Ok, so the Valentine’s related matter was a phone call asking if I’d ‘got’ anything before skiting about the caller’s own particular good fortune. And the late shouted message may well have been taking the piss.
However, I choose to interpret these things generously. I will call them technical Valentines and file them away along with my other stories.
Happy (belated) Valentine’s Day to you!! XX
the shed’s in the skip and associated events
I sit here and ruefully contemplate an uncomfortable case of sunburn. Ruefully?? HA!! (Ouch) More likely, huefully as the upper part of my frame which is exposed to sunlight has attained a pinky glow – something akin to that which is found on a desiree potato if you need a visual pointer. (This, to me, unhelpful – or perhaps a little too helpful – descriptor being provided by an agriculturally minded younger sibling at the event at which I achieved my new skin tone.)
It has been long awaited, but the destruction of my garden shed actually occured on the weekend. Yes, the shed is now no longer inhabiting the backyard – it now resides in the skip on my nature strip!
A, if I may say so, motley crew was assembled on Sunday morning. It ranged from the Very Keen (Andrew arrived early at 10 am replete with crowbar, eager for action/destruction) to the Rather Hungover (Brendan, Nicole and Adrian arrived late at 11 am wielding a saw and the kind of seedy expression which will not cope well with forthright hammering.)
But work began, and while the temperature and the noise levels rose, the shed came down!
After providing some stirling resistance (it was more sturdy than I’d given it credit for), all that remains of the shed with its attendant spiders and cobwebs and metres of mysterious wiring is a concrete slab.
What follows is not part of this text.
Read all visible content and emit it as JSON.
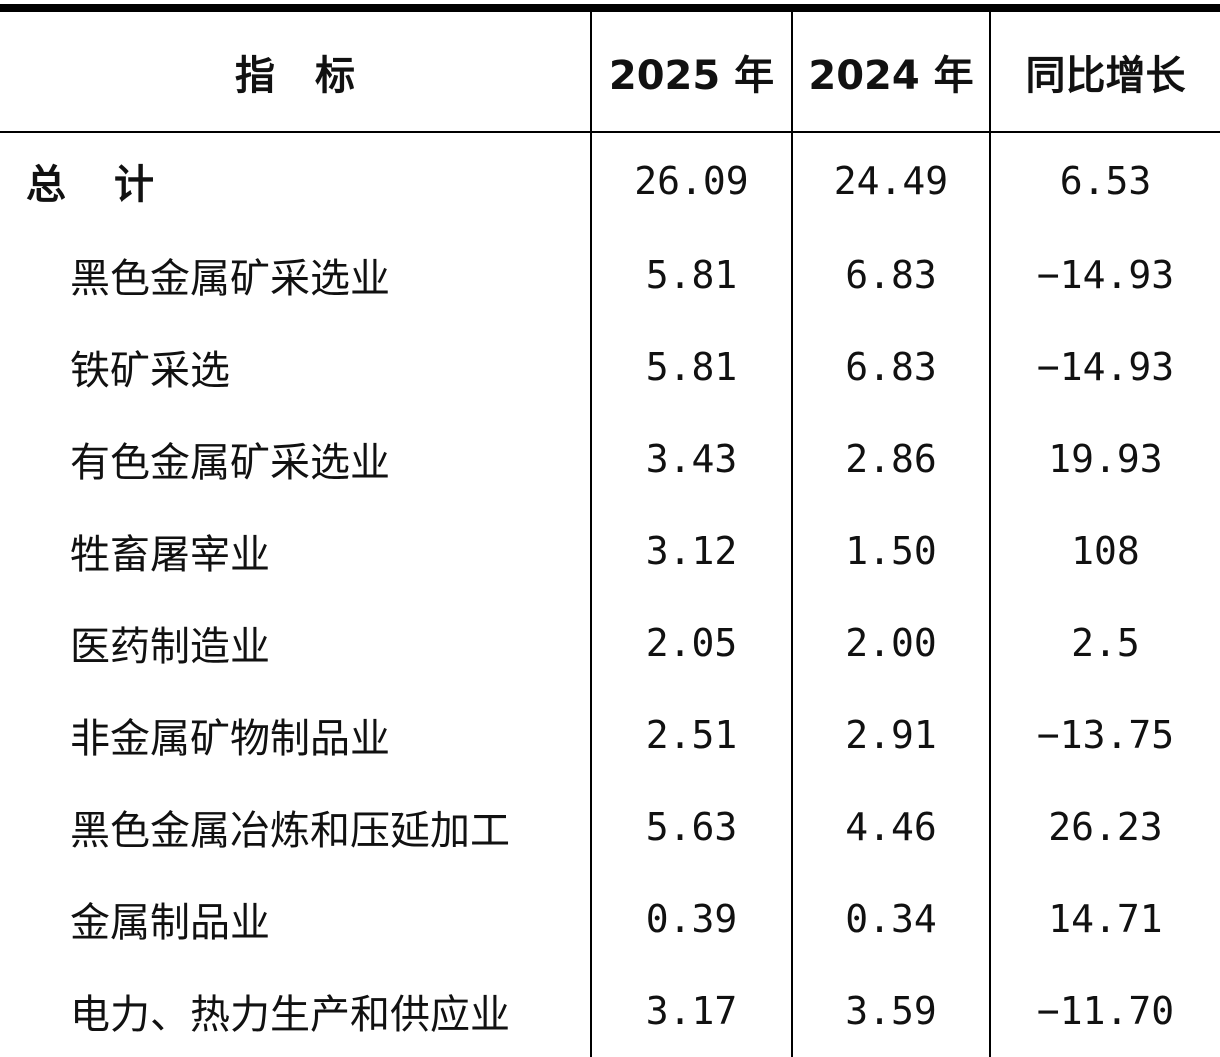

I can now set foot on parts of my backyard previously inaccessible to the humans and inhabited solely by big, mean, boy cats (at least, that’s what my nose told me!)
After a double take this morning (there’s something different out here and I don’t like it !!) even the dog has taken much pleasure in asserting her authority over the new domain. (Those wicked, no good cats have lost their asylum in the back corner for good!!)
As I cast an approving eye over my new kingdom, I was drawn inexplicably to the bungalow – now cowering in the adjacent corner, attempting to blend in with the fence and look less like a big shoebox on legs (admitedly a big ask given its actual size and shape!) It has been granted a reprieve at present, but – like the shed – its time will come.
Just by-the-by, use-by dates on sunscreen cream are MEANINGFUL.
a titleless item on a nameless blog
And, as such, probably a substanceless entry…
It is not without some prompting and, in recent times, a veiled threat (real or imagined, I’m not sure), that this entry appears.
Rather than a finely honed piece of witty and nuanced prose, this entry has become a leap into the dark, hard on the heels of a week of procrastination thinly disguised as “busy at work”.
Nevertheless, I can now say I’ve written my very first entry on my very own blog.
Thank to Tony and Rae for practical assistance and active encouragement. (Still a bit scared, Rae!!?)